Congress shall make no law respecting an establishment of religion, or prohibiting the free exercise thereof; or abridging the freedom of speech, or of the press; or the right of the people peaceably to assemble, and to petition the Government for a redress of grievances.
It should not escape our notice that, just as ObamaCare violated the Constitution by compelling people to buy a product – the insurance mandate – Obama is once again violating the Constitution by telling insurance companies to sell a product … for free … to an exempt organization. The government has now usurped unto itself the power to control both buying and selling. Team Obama further violates the Constitution by requiring something of one type of organization (those that are non-exempt) that isn’t required of others (those that are exempt.) A Catholic ought not to be exempt from something that does not also exempt a Baptist or a Presbyterian or a Methodist. Nor should a church-based organization be exempt from something that does not exempt a religiously-minded business owner’s organization – it is unconstitutional to exempt the pew and not the work bench. Yet this is the diktat of ObamaCare in its full glory, the ObamaCare which Nancy Pelosi exhorted the House to pass “so we could see what is in it.” Now we’re seeing.
If Obama succeeds in forcing people to buy a product (insurance) … if he succeeds in forcing businesses to sell a product (free coverage) … where does it stop? What can’t government do? Could it force people to live in high-rise housing to prevent urban sprawl and thereby force the use of public transportation as Al Gore proposed? Could it force the use of government-specified “green” vehicles (electric, natural gas) by requiring low premium or free auto insurance to be issued to their owners? Can it outlaw incandescent lighting, dietary salt and fat, what can be taught in private and home schools? Can it prevent the parents of a child attending a failing public school from putting that child in a better school in a different school district without moving into that district? Government is doing these things – or nearly so.
As I recall, we fought a war and created a nation 236 years ago because of this kind of tyranny.

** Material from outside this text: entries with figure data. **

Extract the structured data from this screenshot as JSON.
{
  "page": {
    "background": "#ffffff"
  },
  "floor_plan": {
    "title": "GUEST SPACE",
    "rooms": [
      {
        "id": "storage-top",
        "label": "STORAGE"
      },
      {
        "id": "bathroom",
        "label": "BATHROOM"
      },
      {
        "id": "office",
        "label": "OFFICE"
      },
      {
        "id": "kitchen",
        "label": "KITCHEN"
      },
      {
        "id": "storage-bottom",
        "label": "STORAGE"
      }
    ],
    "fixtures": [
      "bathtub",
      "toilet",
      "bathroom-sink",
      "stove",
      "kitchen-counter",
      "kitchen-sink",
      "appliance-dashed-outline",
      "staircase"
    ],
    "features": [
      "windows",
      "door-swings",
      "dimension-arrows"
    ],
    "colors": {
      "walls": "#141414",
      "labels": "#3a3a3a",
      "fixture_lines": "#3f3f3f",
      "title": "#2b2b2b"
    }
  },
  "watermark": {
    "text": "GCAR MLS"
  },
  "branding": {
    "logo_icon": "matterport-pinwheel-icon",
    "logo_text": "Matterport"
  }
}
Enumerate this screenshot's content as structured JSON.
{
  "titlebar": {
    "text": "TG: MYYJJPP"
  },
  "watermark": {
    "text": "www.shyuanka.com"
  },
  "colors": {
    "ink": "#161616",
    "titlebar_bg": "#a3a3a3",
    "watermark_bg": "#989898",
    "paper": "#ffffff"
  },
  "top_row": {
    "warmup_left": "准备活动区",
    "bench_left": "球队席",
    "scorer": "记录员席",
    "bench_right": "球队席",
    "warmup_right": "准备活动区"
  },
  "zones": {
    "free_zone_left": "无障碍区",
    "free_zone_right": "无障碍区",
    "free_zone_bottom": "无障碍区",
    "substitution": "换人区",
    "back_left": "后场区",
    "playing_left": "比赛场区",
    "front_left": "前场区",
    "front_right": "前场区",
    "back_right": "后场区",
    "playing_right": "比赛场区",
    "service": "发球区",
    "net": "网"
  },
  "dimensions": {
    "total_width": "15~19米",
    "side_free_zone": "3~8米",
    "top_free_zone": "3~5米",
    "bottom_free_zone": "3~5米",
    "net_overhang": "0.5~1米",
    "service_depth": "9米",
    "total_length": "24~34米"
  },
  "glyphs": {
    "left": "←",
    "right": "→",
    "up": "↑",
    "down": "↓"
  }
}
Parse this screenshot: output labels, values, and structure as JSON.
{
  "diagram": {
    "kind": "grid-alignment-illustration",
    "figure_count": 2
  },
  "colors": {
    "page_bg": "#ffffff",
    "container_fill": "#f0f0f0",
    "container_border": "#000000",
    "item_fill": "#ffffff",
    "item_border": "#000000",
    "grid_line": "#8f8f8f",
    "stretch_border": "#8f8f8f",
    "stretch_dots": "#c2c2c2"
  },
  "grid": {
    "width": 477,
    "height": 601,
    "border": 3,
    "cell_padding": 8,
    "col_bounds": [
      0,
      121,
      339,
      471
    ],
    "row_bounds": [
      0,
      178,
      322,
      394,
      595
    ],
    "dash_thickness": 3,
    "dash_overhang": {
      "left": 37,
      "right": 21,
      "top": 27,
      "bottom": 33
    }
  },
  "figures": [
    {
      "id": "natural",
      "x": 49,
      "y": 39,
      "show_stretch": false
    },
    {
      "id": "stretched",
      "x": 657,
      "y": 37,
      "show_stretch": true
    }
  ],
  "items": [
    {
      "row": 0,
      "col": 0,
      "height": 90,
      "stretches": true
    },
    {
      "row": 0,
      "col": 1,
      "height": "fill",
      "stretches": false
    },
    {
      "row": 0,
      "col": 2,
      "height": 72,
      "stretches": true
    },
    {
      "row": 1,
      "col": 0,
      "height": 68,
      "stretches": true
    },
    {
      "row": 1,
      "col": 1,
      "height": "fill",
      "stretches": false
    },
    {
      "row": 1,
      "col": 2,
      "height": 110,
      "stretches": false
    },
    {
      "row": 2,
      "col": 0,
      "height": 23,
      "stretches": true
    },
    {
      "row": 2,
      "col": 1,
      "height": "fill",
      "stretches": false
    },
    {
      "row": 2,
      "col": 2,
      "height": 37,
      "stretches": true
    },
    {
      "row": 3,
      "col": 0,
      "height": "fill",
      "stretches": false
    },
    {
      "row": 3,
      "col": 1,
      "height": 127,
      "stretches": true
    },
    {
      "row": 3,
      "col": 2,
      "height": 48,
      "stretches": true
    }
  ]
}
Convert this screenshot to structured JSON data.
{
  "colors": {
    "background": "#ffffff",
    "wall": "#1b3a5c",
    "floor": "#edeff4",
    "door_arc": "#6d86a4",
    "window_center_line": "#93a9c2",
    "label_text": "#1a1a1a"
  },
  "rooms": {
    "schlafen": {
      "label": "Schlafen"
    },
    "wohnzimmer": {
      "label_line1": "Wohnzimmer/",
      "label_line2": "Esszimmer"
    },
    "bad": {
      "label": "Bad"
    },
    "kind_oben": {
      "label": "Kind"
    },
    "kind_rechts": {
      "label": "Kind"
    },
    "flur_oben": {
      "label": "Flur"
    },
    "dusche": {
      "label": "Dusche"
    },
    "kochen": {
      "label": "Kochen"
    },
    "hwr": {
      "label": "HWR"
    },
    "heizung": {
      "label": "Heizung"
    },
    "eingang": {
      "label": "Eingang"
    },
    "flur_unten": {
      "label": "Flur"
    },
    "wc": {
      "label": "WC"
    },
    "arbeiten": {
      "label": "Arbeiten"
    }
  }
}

At its core, none of these machinations is really about insurance or healthcare. They are about an ideology in which government controls the very fabric of society. The ideology does that by making more of our everyday lives dependent on government. It does that by eroding the Constitutional protection afforded us against expansive government power, shifting more power to unelected officials and appointing more people through recess or to czar posts in order to by-pass the scrutiny of the Senate’s advise and consent role. It does that by having symbiotic relations with unions which fill campaign coffers in return for collective bargaining agreements with power to negate the decisions made by elected officials. It does that by relying on an ill-informed electorate which gets its news and comment – if any – from a media sympathetic to a liberal-left ideology.
This president is no servant of the people. He is an imperious Caesarian ruler with no respect of the Constitution he has sworn to “preserve, protect and defend …” He must not be reelected.
The ObamaCare law is unjust. It should not be reformed or revised. It should be fought against until it is undone.